Gymrek Melissa, Erlich Yaniv
Harvard-MIT Division of Health Sciences and Technology, MIT, Cambridge, MA, USA.
Methods Mol Biol. 2013;1038:113-35. doi: 10.1007/978-1-62703-514-9_7.
Short tandem repeats (STRs), also known as microsatellites, have a wide range of applications, including medical genetics, forensics, and population genetics. High-throughput sequencing has the potential to profile large numbers of STRs, but cumbersome gapped alignment and STR-specific noise patterns hamper this task.
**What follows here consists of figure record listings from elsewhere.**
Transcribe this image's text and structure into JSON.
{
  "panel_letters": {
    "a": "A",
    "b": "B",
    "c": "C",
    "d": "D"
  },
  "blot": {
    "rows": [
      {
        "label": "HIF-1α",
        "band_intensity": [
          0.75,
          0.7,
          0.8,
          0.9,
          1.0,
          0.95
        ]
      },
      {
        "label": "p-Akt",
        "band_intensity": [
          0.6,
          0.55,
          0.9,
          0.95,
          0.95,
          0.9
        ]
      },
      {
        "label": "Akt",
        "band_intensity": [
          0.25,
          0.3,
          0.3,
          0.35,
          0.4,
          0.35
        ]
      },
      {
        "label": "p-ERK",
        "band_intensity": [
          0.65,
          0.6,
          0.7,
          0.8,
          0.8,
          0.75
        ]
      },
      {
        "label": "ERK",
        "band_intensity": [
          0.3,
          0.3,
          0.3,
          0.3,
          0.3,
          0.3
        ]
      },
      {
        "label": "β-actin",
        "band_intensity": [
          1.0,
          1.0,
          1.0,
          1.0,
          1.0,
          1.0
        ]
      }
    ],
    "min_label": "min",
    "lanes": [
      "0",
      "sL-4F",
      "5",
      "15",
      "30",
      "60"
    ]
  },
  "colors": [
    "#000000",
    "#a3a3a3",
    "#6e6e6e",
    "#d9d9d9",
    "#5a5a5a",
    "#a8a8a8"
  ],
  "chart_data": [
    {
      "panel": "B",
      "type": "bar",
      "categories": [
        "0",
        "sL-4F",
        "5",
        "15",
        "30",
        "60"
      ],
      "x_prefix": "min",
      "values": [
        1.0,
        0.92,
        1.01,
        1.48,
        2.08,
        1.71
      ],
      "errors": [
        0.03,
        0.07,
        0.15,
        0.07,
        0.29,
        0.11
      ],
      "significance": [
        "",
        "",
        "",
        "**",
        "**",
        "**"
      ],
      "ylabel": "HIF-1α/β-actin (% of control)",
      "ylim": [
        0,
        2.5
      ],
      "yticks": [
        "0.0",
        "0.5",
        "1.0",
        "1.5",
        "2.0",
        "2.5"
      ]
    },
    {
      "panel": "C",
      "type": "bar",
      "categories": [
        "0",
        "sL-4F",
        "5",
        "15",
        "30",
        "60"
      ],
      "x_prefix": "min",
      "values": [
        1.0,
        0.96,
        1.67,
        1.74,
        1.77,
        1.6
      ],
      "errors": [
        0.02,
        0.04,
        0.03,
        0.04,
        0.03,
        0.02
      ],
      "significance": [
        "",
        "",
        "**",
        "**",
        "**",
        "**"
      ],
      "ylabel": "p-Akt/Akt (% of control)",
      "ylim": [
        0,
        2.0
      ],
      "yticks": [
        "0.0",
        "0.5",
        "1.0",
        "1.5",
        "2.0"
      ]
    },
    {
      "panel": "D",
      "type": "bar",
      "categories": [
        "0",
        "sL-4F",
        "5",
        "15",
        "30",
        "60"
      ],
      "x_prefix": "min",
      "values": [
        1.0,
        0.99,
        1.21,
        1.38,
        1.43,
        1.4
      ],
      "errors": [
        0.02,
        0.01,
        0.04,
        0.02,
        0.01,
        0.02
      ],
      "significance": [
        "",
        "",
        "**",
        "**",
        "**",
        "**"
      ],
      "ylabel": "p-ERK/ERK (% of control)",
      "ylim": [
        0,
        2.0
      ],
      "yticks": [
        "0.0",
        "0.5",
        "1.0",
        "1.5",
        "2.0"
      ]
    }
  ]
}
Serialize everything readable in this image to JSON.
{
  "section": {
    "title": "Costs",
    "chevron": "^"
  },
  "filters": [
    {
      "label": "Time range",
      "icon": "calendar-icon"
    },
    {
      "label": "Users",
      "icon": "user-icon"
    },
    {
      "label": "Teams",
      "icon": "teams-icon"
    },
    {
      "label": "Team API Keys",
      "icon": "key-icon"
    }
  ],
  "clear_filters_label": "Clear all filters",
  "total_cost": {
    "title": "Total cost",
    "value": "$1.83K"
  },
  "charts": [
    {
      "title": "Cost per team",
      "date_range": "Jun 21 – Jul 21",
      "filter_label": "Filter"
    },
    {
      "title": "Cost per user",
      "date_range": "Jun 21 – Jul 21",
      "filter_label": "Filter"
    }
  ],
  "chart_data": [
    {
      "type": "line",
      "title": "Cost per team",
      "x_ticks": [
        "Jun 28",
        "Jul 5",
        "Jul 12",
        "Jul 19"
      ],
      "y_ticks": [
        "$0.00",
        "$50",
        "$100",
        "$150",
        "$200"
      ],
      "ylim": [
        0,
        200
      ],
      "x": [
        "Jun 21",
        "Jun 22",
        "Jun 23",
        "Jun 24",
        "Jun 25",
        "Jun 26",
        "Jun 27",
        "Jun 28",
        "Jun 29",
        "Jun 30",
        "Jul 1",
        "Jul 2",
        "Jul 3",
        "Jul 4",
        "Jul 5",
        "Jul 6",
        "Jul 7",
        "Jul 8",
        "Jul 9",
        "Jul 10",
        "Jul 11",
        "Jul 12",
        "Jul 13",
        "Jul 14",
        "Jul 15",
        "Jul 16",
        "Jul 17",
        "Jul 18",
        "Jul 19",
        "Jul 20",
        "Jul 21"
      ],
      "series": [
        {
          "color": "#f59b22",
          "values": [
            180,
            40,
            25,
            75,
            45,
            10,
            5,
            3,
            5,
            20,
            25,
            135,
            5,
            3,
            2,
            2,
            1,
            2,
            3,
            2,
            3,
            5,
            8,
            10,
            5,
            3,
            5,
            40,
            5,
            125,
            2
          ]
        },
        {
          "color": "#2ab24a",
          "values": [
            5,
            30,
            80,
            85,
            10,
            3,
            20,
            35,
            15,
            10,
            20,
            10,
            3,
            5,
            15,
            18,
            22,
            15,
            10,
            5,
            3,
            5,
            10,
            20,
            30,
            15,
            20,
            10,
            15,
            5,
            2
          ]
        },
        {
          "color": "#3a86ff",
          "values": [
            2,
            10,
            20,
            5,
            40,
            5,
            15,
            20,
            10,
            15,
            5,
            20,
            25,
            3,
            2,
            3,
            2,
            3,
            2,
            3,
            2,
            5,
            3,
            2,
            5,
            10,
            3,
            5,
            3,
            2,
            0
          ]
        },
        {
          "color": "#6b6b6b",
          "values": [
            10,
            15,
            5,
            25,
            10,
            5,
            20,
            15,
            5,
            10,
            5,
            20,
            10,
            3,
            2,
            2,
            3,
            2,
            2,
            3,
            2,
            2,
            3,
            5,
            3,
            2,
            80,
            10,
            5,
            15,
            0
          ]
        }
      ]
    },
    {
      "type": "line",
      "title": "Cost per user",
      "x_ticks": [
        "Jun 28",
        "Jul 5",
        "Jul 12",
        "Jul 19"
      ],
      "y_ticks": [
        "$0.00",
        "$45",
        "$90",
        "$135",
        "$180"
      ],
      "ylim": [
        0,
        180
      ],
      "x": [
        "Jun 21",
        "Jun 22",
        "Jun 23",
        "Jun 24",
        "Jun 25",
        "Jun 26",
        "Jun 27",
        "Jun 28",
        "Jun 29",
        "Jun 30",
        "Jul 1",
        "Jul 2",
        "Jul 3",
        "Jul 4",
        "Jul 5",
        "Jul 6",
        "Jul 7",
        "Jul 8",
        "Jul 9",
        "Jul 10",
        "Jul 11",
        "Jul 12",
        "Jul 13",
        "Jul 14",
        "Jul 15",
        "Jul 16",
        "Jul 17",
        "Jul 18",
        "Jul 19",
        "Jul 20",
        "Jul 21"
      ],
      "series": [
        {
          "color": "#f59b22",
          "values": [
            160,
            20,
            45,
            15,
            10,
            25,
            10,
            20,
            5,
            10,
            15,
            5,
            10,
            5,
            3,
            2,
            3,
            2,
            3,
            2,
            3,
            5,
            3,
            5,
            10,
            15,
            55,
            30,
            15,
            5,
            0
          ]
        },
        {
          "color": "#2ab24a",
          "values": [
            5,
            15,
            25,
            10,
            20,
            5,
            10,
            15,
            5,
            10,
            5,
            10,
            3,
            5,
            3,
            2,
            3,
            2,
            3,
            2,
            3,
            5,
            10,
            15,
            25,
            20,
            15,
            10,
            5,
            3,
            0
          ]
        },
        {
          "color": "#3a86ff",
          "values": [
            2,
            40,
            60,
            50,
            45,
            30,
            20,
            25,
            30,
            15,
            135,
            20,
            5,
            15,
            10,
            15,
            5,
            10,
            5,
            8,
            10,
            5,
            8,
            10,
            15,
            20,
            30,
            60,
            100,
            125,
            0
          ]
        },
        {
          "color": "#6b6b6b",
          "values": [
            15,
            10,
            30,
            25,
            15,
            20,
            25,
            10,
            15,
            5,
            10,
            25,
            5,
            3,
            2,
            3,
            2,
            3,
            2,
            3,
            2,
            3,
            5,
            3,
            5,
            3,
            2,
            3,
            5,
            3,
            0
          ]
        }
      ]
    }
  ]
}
We recently developed an algorithm, called lobSTR, to overcome these challenges and to accurately profile STRs from short reads. Here we describe how to use lobSTR to call STR variations from high-throughput sequencing datasets and to diagnose the quality of the calls.
短串联重复序列(STR),也被称为微卫星,有着广泛的应用,包括医学遗传学、法医学和群体遗传学。高通量测序有潜力对大量的STR进行分型,但是繁琐的缺口比对和STR特异性噪声模式阻碍了这项任务。我们最近开发了一种名为lobSTR的算法,以克服这些挑战并从短读段中准确地对STR进行分型。在这里,我们描述如何使用lobSTR从高通量测序数据集中调用STR变异并诊断调用的质量。